In February, the Bureau of Reclamation released its biological assessment for the Central Valley Project. If that becomes an opinion, or law, it would lead to a more “flexible” approach to water allocations, based on current conditions. But SB 1 would preempt that by locking the current standards into place.

Stern said his team would have to work with growers and the business community to get to a place of more “certainty and predictability.” Atkins acknowledged that part of the reason for AB 49 failing was the lack of support from the ag industry.

SB 1 has passed its first committee, but will intersect with three more before moving to appropriations.

Regulating the wild

At the AB 454 hearing on migratory bird protection, committee vice chair James Gallagher, R-Yuba City, said he didn’t want this bill to be like the State Water Resources Control Board’s latest proposal. In that, he said, the Environmental Protection Agency had been formulating rules for drastic expansion of the Clean Water Act, when the new administration returned it instead to “a consistent, very clear definition” of the act. Now the Water Board is forming its own rules to “take it to that level.”

“We’re finally going to get a little bit of relief on that, only to go back to really stringent enforcement,” he said, speaking for the farmers in his district.

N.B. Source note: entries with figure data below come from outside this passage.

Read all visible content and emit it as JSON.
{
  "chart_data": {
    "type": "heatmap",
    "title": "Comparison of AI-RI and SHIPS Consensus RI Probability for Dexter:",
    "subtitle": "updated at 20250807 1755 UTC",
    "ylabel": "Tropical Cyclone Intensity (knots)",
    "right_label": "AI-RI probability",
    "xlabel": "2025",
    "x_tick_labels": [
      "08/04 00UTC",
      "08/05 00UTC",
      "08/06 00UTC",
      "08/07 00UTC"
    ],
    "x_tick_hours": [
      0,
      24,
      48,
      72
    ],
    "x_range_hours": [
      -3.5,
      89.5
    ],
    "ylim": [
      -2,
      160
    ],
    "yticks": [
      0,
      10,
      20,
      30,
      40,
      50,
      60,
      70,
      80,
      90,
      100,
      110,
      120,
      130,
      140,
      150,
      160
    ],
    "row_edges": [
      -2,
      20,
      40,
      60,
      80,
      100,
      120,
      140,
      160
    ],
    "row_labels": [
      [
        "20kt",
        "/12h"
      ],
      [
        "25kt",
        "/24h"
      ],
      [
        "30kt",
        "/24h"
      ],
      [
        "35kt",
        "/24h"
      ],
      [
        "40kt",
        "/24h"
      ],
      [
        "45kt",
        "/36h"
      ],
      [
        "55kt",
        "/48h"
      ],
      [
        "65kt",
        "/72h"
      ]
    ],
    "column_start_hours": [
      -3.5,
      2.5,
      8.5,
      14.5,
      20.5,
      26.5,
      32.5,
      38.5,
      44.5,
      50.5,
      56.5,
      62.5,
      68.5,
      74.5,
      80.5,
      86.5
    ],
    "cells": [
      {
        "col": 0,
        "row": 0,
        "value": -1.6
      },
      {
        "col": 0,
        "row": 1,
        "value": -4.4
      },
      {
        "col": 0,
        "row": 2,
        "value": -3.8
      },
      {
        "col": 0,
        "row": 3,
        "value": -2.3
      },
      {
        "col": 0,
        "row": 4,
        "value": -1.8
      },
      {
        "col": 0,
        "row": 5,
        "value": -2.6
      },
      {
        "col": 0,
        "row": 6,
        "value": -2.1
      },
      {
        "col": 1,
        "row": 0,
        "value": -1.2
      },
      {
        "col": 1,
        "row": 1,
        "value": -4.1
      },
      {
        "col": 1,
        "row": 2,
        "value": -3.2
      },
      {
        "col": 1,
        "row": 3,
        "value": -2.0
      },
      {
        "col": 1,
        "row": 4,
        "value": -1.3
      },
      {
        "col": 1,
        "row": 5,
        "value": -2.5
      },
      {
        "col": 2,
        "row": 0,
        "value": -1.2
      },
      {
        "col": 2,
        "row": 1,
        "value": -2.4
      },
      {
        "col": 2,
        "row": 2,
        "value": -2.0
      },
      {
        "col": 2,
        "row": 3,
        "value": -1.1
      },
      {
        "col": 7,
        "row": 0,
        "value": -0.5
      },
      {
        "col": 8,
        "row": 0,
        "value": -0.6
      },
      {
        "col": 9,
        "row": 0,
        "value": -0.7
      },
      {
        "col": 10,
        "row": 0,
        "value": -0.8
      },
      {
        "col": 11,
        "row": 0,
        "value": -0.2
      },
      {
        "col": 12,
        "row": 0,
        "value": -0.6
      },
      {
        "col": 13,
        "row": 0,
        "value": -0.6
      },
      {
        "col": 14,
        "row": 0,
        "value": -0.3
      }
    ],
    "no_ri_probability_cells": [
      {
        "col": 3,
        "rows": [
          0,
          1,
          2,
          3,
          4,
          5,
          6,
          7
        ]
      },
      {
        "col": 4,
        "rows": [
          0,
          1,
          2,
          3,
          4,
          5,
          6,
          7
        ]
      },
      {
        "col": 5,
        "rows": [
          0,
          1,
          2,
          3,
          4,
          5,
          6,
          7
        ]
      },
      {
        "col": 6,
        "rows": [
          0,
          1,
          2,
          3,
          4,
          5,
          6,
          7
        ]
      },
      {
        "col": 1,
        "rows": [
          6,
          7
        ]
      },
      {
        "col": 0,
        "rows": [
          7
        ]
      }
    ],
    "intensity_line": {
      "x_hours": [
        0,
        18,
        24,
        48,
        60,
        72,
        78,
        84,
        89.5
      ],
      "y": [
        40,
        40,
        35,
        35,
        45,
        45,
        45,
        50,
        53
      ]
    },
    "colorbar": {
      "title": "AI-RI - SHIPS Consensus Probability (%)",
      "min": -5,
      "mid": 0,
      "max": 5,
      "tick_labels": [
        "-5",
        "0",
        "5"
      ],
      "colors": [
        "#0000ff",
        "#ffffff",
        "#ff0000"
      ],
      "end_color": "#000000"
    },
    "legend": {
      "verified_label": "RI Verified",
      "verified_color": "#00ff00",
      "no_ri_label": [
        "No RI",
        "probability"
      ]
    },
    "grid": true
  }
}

The proposal Gallagher referenced is the Water Board’s new definition for a wetland, a classification that will influence previously routine farming activities like dredging and filling. The board’s latest definition is more comprehensive than the Trump administration’s recently proposed definition for the waters of the U.S. under the Clean Water Rule and seeks to preserve the 2015 definition implemented by the Obama administration.


Tim Johnson, California Rice Commission

“This is potentially a watershed moment for my industry,” said Tim Johnson, president and CEO of the California Rice Commission, in a Mar. 5 hearing for the Water Board.

The commission had been working with board staff to develop three revised options for a wetlands definition. Johnson said the failure for the board to ignore these options and not “fix” the definition would mean that “we can’t farm rice.” The definition would consider rice fields that are flooded and become winter habitat for migrating birds as waters of the state. The third option that may be adopted attaches the word “wild” to the flooded rice fields, a word that even in its ambiguity would have a massive chilling effect for growers considering such habitats for their fields, according to Johnson. The board and panel then deliberated over the meaning of wild.

The water board will have its final vote on the ruling April 2.